The research, which looked at data from 65,000 post-menopausal women between the ages of 54 and 86, found those with a history of gum disease were 14% more likely to develop cancer.
Of these, a one in three developed breast cancer while there was also a highly increased risk of lung cancer, oesophageal, gall bladder and skin cancers.
In response, the Oral Health Foundation is encouraging women to ensure they pay close attention to their gum health to reduce their risk of developing these types of cancer.
Dr Nigel Carter CEO of the Oral Health Foundation said: 'This new study is hugely significant as it could help many millions of women help reduce their risk of cancer.
'We are encouraging post-menopausal women to be alert to the early signs of gum disease; which include red, inflamed gums, bleeding when brushing your teeth and persistent bad breath, and ensure that you visit your dentist as soon as possible to get checked out and avoid any further problems.

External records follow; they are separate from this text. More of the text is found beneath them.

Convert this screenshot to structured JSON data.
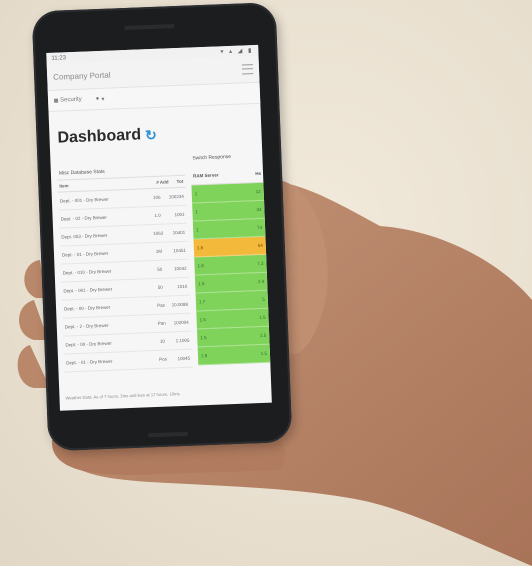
{
  "colors": {
    "green_cell": "#7fd35a",
    "orange_cell": "#f2b93b",
    "accent_blue": "#2a8fd6"
  },
  "status": {
    "time": "11:23",
    "indicators": "▾ ▴ ◢ ▮"
  },
  "appbar": {
    "title": "Company Portal"
  },
  "subbar": {
    "item1": "Security",
    "item2": "▾"
  },
  "dashboard": {
    "title": "Dashboard",
    "refresh_icon": "↻"
  },
  "left_table": {
    "title": "Misc Database Stats",
    "headers": [
      "Item",
      "# Add",
      "Tot"
    ],
    "rows": [
      [
        "Dept. - 001 - Dry Brewer",
        "106",
        "100234"
      ],
      [
        "Dept. - 02 - Dry Brewer",
        "1.0",
        "1001"
      ],
      [
        "Dept. 003 - Dry Brewer",
        "1062",
        "10401"
      ],
      [
        "Dept. - 01 - Dry Brewer",
        "1M",
        "10451"
      ],
      [
        "Dept. - 010 - Dry Brewer",
        "50",
        "10042"
      ],
      [
        "Dept. - 001 - Dry Brewer",
        "50",
        "1010"
      ],
      [
        "Dept. - 00 - Dry Brewer",
        "Pas",
        "10.0089"
      ],
      [
        "Dept. - 2 - Dry Brewer",
        "Pan",
        "102004"
      ],
      [
        "Dept. - 00 - Dry Brewer",
        "10",
        "1.1005"
      ],
      [
        "Dept. - 01 - Dry Brewer",
        "Pos",
        "10045"
      ]
    ]
  },
  "right_table": {
    "title": "Switch Response",
    "headers": [
      "RAM Server",
      "Hs"
    ],
    "cells": [
      [
        "1",
        "12"
      ],
      [
        "1",
        "34"
      ],
      [
        "1",
        "74"
      ],
      [
        "1.8",
        "54"
      ],
      [
        "1.8",
        "7.3"
      ],
      [
        "1.9",
        "2.4"
      ],
      [
        "1.7",
        "5"
      ],
      [
        "1.5",
        "1.5"
      ],
      [
        "1.5",
        "1.5"
      ],
      [
        "1.8",
        "1.5"
      ]
    ],
    "cell_status": [
      "green",
      "green",
      "green",
      "orange",
      "green",
      "green",
      "green",
      "green",
      "green",
      "green"
    ]
  },
  "footer": {
    "note": "Weather Data: As of 7 hours, 2ms and less at 17 hours, 10ms"
  }
}
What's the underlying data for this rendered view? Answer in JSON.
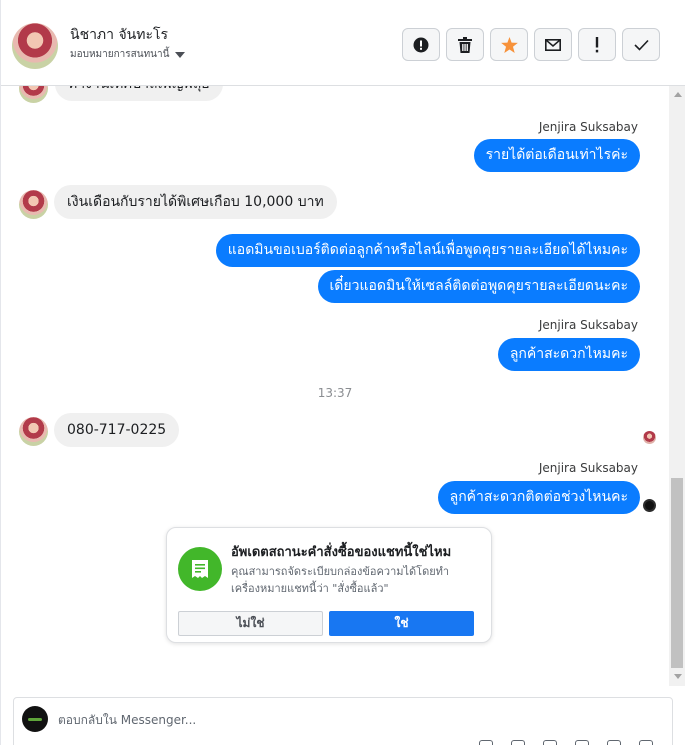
{
  "header": {
    "contact_name": "นิชาภา จันทะโร",
    "assign_label": "มอบหมายการสนทนานี้",
    "actions": [
      {
        "icon": "spam-icon",
        "color": "#1c1e21"
      },
      {
        "icon": "trash-icon",
        "color": "#1c1e21"
      },
      {
        "icon": "star-icon",
        "color": "#f7923b"
      },
      {
        "icon": "mail-icon",
        "color": "#1c1e21"
      },
      {
        "icon": "follow-up-icon",
        "color": "#1c1e21"
      },
      {
        "icon": "check-icon",
        "color": "#1c1e21"
      }
    ]
  },
  "thread": {
    "partial_top_message": "ทำงานเทศบาลเพ็ญพลุ่ย",
    "sender_1": "Jenjira Suksabay",
    "out_1": "รายได้ต่อเดือนเท่าไรค่ะ",
    "in_1": "เงินเดือนกับรายได้พิเศษเกือบ 10,000 บาท",
    "out_2": "แอดมินขอเบอร์ติดต่อลูกค้าหรือไลน์เพื่อพูดคุยรายละเอียดได้ไหมคะ",
    "out_3": "เดี๋ยวแอดมินให้เซลล์ติดต่อพูดคุยรายละเอียดนะคะ",
    "sender_2": "Jenjira Suksabay",
    "out_4": "ลูกค้าสะดวกไหมคะ",
    "timestamp": "13:37",
    "in_2": "080-717-0225",
    "sender_3": "Jenjira Suksabay",
    "out_5": "ลูกค้าสะดวกติดต่อช่วงไหนคะ"
  },
  "order_prompt": {
    "title": "อัพเดตสถานะคำสั่งซื้อของแชทนี้ใช่ไหม",
    "body": "คุณสามารถจัดระเบียบกล่องข้อความได้โดยทำเครื่องหมายแชทนี้ว่า \"สั่งซื้อแล้ว\"",
    "no_label": "ไม่ใช่",
    "yes_label": "ใช่",
    "accent": "#1877f2",
    "icon_color": "#42b72a"
  },
  "composer": {
    "placeholder": "ตอบกลับใน Messenger..."
  },
  "colors": {
    "outgoing_bubble": "#0a7cff",
    "incoming_bubble": "#f0f0f0"
  }
}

'Avoiding gum disease can be as simple as brushing your teeth twice a day with a fluoride toothpaste, using interdental brushes daily and regular visits to the dentist. While gum disease can be treated very effectively, the best approach is certainly prevention and making sure we do not fall foul of it at all.'
The findings, published in the journal of Cancer Epidemiology, Biomarkers and Prevention, were irrespective of smoking habits and concluded that gum disease leaves other parts of the body ‘vulnerable’.
Several significant changes occur in the body during the menopause and many have resulting symptoms which can have a substantial impact on a woman’s day-to-day life, so much so that oral health can at times feel like the least of their worries.